T&S owner Karen Toombs had just closed her Nicholson Street office and was heading to the bank at Pine Centre Mall. She forgot she'd placed the bag of bills on top of her car while saying goodbye to her daughter from Quesnel. When she got to the bank and asked her other daughter for the bag and it wasn't in the car, they drove back to the store, noticing a commotion of drivers on the other side of the boulevard as they headed back up the road.
"I saw all these cars and all these people and thought, 'Oh oh, there must have been an accident,' not thinking it might be my deposit," said Toombs. "I went back to the office with a fine-tooth comb and couldn't find it and then it dawned on me that we had to go back to where I'd seen all those people milling about."
By the time they'd realized that mad dash was a money grab, the Nickolets and the other drivers had left the scene.
The bag had no identification other than the name Toombs and some of the names of her rental home business customers, which were written on two receipt books.
Toombs lives west of the city in the Chilako area and the only Toombs listed in the Prince George phone directory is her uncle John. The Nickolets phoned that number and left a message on the answering machine, as did Karen, thinking somebody might contact her uncle to turn the money in. He relayed the Nickolets' message to Karen and she phoned them.
They dropped by the next day to return the cash.
"We were thrilled we were able to get the majority of the money," said Gladys.
Just one $100 bill from the $1,725 total was unaccounted for, until Toombs's daughter found it later that Tuesday evening on the other side of the road.
"We're still marvelling about the fact we got the whole amount back, that's a miracle in itself," said Toombs.
Toombs offered the Nickolets a reward, which they declined.
When Toombs insisted they accept a token for their honesty, they suggested their granddaughter Jayan in Mackenzie would like to go to Ness Lake Bible Camp this summer and Toombs readily agreed.
As it turned out, her parents live in Mackenzie and know the Nickolets' daughter-in-law Angie as customers of hers at the Mackenzie Tim Hortons. Toombs phoned Angie to explain the reason they would be receiving a cheque in the mail and Toombs's parents went for coffee that day.

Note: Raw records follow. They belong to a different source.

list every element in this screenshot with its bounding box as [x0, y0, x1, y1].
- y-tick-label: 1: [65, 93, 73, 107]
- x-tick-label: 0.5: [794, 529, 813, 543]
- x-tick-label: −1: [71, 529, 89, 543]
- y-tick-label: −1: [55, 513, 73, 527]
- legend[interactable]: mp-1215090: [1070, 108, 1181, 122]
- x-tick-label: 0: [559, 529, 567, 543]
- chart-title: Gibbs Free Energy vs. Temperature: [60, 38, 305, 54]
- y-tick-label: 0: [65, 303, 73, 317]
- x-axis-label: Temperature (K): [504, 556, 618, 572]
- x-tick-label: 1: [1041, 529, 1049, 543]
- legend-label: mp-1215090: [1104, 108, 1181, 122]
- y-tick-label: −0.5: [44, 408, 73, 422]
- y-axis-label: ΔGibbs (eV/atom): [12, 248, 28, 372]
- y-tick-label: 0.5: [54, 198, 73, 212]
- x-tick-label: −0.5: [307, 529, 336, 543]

"The girl came out from the back and handed them their coffee and said, "I've got a funny story to tell you, it's so amazing,' and my folks said, 'You've got a story? Well we have a story too,' and they both started telling the same story at the same time," Toombs laughed.
The Nickolets have a history of instigating acts of honesty. A few years ago they found a wallet at the mall stuffed with cash, which was lost when a toddler in a shopping cart reached into his mother's purse and tossed the wallet to the ground. The woman had just cashed her paycheque and was about to start her Christmas shopping. The Nickolets met the woman's mother-in-law and she told them they saved the family's Christmas.